For many Ugandans that make Hollywood their own business, Queen of Katwe is that one movie they are indeed looking out for; for starters, it’s a real life adoption of Phiona Mutesi, a teenager from Katwe that took the chess world by storm.
During the just concluded Amakula International Film Festival, the director of Queen of Katwe, Mira Nair held a discussion with film enthusiasts and film makers, it was an interactive session that was meant to inspire as well as uplift anyone with a dream of telling stories using the lens.
Citing the films she has worked on like Mississippi Masala, Monsoon Wedding and Kamasutra among others, she noted that the best way she worked on many of the projects successfully was because she organized and sorted out all that had to be sorted out in time.
Born in Rourkela, Odisha in India, Nair always had an eye for storytelling, in fact she used drive to the city to listen to a story teller; “The idea of bringing people together without props or cameras but just your story was fascinating.”
However, the most exciting part, which was totally a surprise of the interaction, was when Nair said, she had something for us and those were fifteen minutes in form of a scene from Queen of Katwe staring Madina Nalwanga, Lupita Nyongo and David Oyelowo.
The scene starts off in the market where an annoyed Phiona (Nalwanga) seated alongside Harriet Mutesi (Nyongo) are watching her brother dance to a Luganda rap song.
In walks a rather descent but lousily dressed Robert Katende (Oyelowo), the director of Sports Outreach Kampala and Phiona and the brother’s chess coach.
He was pleading with Harriet to let Phiona and her young brother go for a national chess tournament that was taking place at Kings College Buddo.
It sets us to a number of beautiful shots including one of Katende bargaining with Harriet to let him take the kids particularly set with in piles of wood and a view of Lake Victoria in the background.
It is surprising how Luganda adlibs easily go off the two’s tongues especially with Oyelowo’s Katende using our normal begging tone and terms like ‘nawe’ or ‘nyabo’ in his speech.

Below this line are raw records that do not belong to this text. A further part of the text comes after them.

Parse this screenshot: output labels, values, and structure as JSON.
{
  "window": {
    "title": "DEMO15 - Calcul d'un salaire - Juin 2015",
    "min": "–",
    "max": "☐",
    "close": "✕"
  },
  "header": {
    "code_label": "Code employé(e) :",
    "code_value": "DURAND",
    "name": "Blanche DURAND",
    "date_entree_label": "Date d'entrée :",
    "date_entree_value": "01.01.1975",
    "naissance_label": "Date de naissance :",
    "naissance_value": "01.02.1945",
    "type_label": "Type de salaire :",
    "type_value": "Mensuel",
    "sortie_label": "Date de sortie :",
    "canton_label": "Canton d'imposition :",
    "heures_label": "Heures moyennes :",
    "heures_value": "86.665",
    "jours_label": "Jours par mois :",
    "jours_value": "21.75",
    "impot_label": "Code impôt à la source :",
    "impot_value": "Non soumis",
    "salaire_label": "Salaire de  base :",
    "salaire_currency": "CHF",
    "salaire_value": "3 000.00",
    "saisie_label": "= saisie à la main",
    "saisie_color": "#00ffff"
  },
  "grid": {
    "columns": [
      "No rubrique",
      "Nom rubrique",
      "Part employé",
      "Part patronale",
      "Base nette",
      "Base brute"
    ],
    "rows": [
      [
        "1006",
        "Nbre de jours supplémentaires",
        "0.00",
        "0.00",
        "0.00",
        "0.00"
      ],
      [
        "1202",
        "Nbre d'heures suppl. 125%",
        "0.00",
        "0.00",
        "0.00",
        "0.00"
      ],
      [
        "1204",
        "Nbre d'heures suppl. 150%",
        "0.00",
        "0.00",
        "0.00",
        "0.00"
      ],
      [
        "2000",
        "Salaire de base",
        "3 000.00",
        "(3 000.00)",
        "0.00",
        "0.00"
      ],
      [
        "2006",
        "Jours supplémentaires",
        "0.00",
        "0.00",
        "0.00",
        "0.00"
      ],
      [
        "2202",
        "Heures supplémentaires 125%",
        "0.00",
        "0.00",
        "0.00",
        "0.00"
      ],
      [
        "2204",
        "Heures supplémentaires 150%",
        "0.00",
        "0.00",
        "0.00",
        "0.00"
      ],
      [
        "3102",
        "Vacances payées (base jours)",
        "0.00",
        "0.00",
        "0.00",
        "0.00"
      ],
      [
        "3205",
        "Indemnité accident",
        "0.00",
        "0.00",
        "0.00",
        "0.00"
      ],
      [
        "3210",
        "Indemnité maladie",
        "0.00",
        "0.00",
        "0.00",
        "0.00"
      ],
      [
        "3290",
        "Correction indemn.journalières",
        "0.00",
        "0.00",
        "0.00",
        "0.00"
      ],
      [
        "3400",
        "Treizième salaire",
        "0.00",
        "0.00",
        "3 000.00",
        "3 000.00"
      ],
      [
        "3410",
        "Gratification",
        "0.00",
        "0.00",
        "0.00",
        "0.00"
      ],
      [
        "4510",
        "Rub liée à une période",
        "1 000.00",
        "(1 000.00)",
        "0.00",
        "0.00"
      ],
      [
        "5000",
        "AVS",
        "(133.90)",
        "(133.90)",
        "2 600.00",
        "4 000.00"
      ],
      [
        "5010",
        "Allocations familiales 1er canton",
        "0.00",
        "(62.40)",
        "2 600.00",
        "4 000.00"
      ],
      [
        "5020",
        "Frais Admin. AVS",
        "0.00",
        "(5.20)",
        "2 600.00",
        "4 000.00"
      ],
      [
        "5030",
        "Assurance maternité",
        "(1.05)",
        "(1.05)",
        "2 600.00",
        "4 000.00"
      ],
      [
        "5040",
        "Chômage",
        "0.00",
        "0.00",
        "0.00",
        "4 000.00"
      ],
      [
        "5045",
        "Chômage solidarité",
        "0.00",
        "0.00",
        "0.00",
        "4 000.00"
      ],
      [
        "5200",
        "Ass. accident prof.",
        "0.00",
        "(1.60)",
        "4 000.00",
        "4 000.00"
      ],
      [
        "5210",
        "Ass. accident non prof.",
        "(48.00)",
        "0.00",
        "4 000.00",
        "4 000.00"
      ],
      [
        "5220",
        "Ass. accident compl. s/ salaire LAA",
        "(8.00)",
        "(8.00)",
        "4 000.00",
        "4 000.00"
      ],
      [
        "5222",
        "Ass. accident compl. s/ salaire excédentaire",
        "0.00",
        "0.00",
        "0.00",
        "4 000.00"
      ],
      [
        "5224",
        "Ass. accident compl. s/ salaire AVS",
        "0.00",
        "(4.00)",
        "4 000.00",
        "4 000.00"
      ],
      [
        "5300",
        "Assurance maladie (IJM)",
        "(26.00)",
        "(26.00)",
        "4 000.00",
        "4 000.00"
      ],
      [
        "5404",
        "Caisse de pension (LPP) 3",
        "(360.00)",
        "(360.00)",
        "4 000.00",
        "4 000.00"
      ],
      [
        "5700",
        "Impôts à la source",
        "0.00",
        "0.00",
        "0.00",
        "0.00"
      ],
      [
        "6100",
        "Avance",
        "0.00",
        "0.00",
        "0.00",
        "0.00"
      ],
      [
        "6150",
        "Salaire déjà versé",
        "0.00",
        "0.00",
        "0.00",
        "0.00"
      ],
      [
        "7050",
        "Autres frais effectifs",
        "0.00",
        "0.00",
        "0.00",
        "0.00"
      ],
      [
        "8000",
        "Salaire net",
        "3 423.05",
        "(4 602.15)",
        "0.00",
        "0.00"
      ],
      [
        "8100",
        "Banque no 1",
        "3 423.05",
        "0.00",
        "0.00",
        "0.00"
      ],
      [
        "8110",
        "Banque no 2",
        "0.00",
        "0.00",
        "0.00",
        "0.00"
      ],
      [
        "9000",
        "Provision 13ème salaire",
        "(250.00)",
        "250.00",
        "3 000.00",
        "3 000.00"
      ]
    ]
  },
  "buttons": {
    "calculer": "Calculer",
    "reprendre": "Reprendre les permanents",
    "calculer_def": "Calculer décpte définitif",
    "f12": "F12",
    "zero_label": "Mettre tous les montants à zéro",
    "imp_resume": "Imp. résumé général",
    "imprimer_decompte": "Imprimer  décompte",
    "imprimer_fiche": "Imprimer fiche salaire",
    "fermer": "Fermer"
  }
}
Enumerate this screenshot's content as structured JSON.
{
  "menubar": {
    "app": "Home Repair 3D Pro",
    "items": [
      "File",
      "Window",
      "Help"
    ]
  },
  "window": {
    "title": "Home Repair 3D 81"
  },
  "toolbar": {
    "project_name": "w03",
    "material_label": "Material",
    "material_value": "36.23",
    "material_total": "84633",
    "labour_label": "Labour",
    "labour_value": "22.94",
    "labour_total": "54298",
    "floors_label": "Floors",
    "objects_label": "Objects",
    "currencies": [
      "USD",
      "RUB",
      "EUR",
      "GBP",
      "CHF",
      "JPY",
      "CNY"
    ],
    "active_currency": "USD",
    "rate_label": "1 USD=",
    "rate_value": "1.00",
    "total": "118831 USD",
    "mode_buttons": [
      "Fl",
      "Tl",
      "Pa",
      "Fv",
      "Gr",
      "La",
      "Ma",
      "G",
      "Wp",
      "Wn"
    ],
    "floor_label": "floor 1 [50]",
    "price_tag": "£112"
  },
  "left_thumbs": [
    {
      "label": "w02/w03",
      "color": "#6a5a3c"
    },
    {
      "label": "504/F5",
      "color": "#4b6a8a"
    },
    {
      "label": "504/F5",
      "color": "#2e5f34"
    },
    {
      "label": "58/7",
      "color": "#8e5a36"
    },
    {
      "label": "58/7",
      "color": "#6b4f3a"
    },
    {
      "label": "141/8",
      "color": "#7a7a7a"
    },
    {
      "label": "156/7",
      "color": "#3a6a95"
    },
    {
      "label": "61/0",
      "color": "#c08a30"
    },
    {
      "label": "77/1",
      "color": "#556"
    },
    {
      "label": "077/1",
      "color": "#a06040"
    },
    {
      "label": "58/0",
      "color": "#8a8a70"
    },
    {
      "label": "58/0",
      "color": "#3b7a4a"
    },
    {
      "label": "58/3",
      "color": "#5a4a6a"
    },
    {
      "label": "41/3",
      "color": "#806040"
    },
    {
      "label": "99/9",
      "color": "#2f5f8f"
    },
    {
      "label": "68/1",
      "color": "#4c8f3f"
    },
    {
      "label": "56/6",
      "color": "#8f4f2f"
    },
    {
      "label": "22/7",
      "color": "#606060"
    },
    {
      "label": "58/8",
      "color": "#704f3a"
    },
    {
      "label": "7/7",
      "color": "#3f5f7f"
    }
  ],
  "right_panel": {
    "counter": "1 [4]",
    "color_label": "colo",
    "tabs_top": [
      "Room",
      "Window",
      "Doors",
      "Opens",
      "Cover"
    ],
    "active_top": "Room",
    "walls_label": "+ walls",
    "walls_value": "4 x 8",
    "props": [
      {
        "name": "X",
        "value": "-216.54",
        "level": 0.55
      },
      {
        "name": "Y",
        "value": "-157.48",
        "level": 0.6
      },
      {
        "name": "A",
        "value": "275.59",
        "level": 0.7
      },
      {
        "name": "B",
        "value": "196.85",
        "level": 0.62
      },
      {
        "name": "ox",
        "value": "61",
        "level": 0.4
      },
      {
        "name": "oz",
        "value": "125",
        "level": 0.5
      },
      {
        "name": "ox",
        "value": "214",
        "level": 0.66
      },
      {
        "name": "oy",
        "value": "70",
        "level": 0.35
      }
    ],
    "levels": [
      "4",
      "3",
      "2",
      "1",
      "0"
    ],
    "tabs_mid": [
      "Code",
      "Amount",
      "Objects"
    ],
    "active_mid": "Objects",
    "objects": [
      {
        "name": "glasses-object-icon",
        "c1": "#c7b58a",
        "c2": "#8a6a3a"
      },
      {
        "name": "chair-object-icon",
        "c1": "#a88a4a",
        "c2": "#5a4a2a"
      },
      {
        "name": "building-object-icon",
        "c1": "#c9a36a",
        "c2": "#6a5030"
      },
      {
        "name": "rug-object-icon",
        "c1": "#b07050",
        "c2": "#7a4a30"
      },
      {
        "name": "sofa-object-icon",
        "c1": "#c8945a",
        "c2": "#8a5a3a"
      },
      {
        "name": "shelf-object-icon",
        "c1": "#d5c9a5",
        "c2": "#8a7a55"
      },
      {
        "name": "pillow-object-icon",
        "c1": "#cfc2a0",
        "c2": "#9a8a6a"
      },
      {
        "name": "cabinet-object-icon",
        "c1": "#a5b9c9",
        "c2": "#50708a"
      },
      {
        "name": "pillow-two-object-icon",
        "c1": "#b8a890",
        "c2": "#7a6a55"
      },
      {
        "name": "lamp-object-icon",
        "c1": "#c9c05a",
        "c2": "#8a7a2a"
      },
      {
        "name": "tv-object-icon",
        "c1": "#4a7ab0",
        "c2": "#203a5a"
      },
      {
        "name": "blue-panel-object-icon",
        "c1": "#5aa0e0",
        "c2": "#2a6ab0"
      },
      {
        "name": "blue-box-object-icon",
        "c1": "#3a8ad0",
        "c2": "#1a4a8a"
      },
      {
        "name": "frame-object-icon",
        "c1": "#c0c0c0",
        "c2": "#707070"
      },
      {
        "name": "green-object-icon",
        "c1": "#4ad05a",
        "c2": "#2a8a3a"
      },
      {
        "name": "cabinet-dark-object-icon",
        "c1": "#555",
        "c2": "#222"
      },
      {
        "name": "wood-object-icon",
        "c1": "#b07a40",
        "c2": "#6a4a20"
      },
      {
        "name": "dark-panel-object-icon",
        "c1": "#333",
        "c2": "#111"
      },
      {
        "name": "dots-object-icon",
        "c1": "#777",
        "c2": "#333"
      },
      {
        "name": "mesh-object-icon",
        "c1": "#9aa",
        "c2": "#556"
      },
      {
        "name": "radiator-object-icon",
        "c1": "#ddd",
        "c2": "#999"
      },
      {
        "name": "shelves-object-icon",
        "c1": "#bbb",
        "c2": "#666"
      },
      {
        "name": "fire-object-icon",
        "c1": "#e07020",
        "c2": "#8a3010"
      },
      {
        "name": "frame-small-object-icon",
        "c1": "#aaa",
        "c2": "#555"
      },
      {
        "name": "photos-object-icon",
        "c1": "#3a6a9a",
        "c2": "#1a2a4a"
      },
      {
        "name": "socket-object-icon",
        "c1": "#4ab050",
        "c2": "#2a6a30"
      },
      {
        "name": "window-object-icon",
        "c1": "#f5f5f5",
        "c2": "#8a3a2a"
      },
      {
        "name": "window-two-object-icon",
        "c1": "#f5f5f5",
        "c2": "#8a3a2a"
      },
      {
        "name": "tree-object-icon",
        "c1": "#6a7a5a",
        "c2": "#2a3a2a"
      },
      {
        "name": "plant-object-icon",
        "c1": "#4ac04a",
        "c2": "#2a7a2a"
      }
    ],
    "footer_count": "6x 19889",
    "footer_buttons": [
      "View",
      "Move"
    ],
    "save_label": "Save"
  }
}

Lupita too had mastered Harriet and her few years at Maisha Film Lab, owned by Nair herself could have paid off as she spoke with that uncertainty many of us possess while speaking a foreign language.
Nair says that the market was met to be done in the Katwe market but opted for Ggaba since it had beautiful scenery of the lake and as well provided the artistic feel she was looking for.
In fact, the wood pilled was supposed to be bought by different city wood distributors but noting that it would create a great shot, the production had to buy and make sure it stays put for the two days the scene was shot.
But the real star of the scene could have been the two year old baby, one Ivan Jacob. According to Nair, he was cast because he was seen crossing the road by himself; but more to that – “I cast him because he looked like the brother of Phiona and easily looked like he could be Lupita’s child.”
In fact before production, Lupita used to visit him over the weekends and that’s how he got used to his onscreen family.
“Ivan obviously had no lines in the film but he kept creating his own lines and he brought the house down with them,” she says.
In this scene, when Katende walks off with Phiona and her brother, Ivan’s character looks at them leaving and mummers; “ehh bandesewo.”
Unfortunately, during production, Ivan’s mother ran off to Dubai and now leaves with Nalwanga her onscreen sister.
According to Tim Crothers’ book, Queen of Katwe, which the film heavily adopts, it had been hard for Katende to secure a slot for the Outreach children to participate in the tournament since many officials at Kings College thought slum kids would come with a lot of issues – especially diseases.
It plays out, at least in the fifteen minutes especially when a chess teacher portrayed by former news anchor Peter Odeke, informs those around that they had underprivileged children in their midst.
The attitude in this scene is one many Ugandans that have been to school easily associate with, either as the victim of such treatment or the one dishing the treatment – it was like those kind of schools competition where kids from high end schools come to deliberately under look their less privileged colleagues.
After the screening, much as they were only fifteen minutes, the director got a standing ovation, as some people were fighting back tears.
She promised they will have a special screening in Uganda when the film premiers in September.
And following the backlash of the so white Oscars, Entertainment Weekly, E! Online, Independent UK, LA Times and many other publications have already tipped Queen of Katwe to be a strong contender at the 2017 Oscars.
In fact, even Disney is positioning it as an Academy possible shot since it has each and everything Hollywood has been criticized for ignoring in the past; they have a female director from India, making her a person of color, a three black people in the lead roles, Nalwanga, Nyongo and Oyelowo.
In fact, among the individual awards that maybe up for grabs next year, the Independent UK tips Nalwanga as the new comer to watch citing that she may easily emulate her onscreen mother Nyongo who too won an Oscar as a newcomer.